De voorgaande controletrailmechanismen moeten worden geïmplementeerd op het moment van de implementatie van resources. Azure Policy moet ook actief zijn om ervoor te zorgen dat deze configuraties niet per ongeluk of schadelijk zijn uitgeschakeld in uw CDE.

Vereiste 10.2

Implementeer geautomatiseerde audittrails voor alle systeemonderdelen om de volgende gebeurtenissen te reconstrueren:

  • 10.2.1 Alle individuele gebruikers hebben toegang tot gegevens van de kaarthouder
  • 10.2.2 Alle acties die door elke persoon met hoofd- of beheerdersbevoegdheden worden uitgevoerd
  • 10.2.3 Toegang tot alle audittrails
  • 10.2.4 Ongeldige logische toegangspogingen
  • 10.2.5 Gebruik van en wijzigingen in identificatie- en verificatiemechanismen, waaronder maar niet beperkt tot het maken van nieuwe accounts en uitbreiding van bevoegdheden, en alle wijzigingen, toevoegingen of verwijderingen aan accounts met hoofd- of beheerdersbevoegdheden
  • 10.2.6 Initialisatie, stoppen of onderbreken van de auditlogboeken
  • 10.2.7 Objecten op systeemniveau maken en verwijderen

Uw verantwoordelijkheden

AKS biedt auditlogboeken op meerdere niveaus, zoals beschreven in Vereiste 10.1. Hier volgen enkele belangrijke punten:

  • Activiteitenlogboeken bieden standaard informatie over kritieke Azure-resourcebewerkingen.

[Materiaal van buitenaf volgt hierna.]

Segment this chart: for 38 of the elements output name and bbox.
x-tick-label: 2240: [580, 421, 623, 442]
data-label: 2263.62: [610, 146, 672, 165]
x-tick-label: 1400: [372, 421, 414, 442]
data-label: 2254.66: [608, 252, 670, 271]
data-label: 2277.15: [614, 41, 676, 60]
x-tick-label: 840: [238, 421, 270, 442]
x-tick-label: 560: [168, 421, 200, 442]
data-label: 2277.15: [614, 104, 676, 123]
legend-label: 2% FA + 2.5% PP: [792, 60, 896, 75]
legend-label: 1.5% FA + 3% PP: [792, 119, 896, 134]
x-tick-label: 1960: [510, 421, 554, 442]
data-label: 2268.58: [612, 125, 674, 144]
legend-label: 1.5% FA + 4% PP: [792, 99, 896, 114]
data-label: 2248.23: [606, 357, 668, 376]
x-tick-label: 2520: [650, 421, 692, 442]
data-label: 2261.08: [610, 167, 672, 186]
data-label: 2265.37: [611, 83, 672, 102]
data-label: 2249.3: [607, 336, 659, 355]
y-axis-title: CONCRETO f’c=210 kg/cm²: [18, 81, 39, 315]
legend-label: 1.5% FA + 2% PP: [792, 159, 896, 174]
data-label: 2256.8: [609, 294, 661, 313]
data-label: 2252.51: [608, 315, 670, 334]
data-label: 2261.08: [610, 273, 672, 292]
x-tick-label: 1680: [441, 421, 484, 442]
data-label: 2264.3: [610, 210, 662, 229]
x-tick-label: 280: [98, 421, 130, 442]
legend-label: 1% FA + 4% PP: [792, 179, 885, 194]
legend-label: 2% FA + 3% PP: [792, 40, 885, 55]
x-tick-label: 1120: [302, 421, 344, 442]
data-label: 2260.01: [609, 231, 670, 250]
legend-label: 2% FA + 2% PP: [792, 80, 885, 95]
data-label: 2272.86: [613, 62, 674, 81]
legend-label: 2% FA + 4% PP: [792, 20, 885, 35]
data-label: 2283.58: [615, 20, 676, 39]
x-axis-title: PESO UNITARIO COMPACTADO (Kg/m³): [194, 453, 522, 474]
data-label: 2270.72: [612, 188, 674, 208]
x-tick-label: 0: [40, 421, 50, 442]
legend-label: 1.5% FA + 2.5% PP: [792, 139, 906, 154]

Alle logboeken bevatten status, tijd en de identiteit waarmee de bewerking is gestart.
  • Schakel diagnostische instellingen in voor toegang tot alle records van alle API-aanroepen in het AKS-cluster. De logboeken bevatten details over de aanvrager, het tijdstempel, de bron van de aanvraag en de inhoud van de aanvraag. Sla de logboeken op in een Log Analytics-werkruimte met een juiste bewaarperiode. Schakel logboekregistratie van Log Analytics-werkruimten in om ervoor te zorgen dat zelfs de toegang tot het audittrail wordt vastgelegd.
  • Schakel syslog-verzameling met Container Insights in om de beveiliging en statuslogboeken van het besturingssysteem op AKS-knooppuntniveau vast te leggen in uw Log Analytics-werkruimte. Deze logboeken moeten ook worden opgenomen in uw SIEM.
  • Besturingssysteem- en gebruikscontrolelogboeken opnemen voor andere berekeningen, zoals buildagents en jumpboxs. Toegang tot de systemen rechtstreeks als hoofdmap uitschakelen. Controleer of alle acties worden uitgevoerd onder een specifieke identiteit.
  • Mislukte toegangspogingen registreren. Dit omvat toegangsaanvragen voor onderdelen zoals Azure Storage, Azure Key Vault, de AKS-API-server en eventuele RDP-/SSH-toegang op andere systemen.
  • Profiteer van functies, aangeboden door beveiligingsagenten van derden, om gebruikerspatronen in uw AKS-cluster te analyseren. Deze functies zijn mogelijk handig voor controlegegevens van gebruikerstoegang.

Vereiste 10.3

Noteer ten minste de volgende controletrailvermeldingen voor alle systeemonderdelen voor elke gebeurtenis:

  • 10.3.1 Gebruikersidentificatie
  • 10.3.2 Type gebeurtenis
  • 10.3.3 Datum en tijd
  • 10.3.4 Geslaagde of mislukte indicatie
  • 10.3.5 Oorsprong van gebeurtenis
  • 10.3.6 Identiteit of naam van betrokken gegevens, systeemonderdeel of resource.

Uw verantwoordelijkheden

Zoals beschreven in Vereiste 10.2, kunt u auditlogboeken ophalen uit het cluster door de diagnostische instelling voor AKS in te schakelen. De logboeken bevatten gedetailleerde informatie over ophalen, weergeven, maken, bijwerken, verwijderen, patchen en gebeurtenissen posten. De logboeken bevatten de informatie die is opgegeven in de vereiste. Sla de logboeken op in een opslagaccount, zodat u een query kunt uitvoeren op de gegevens.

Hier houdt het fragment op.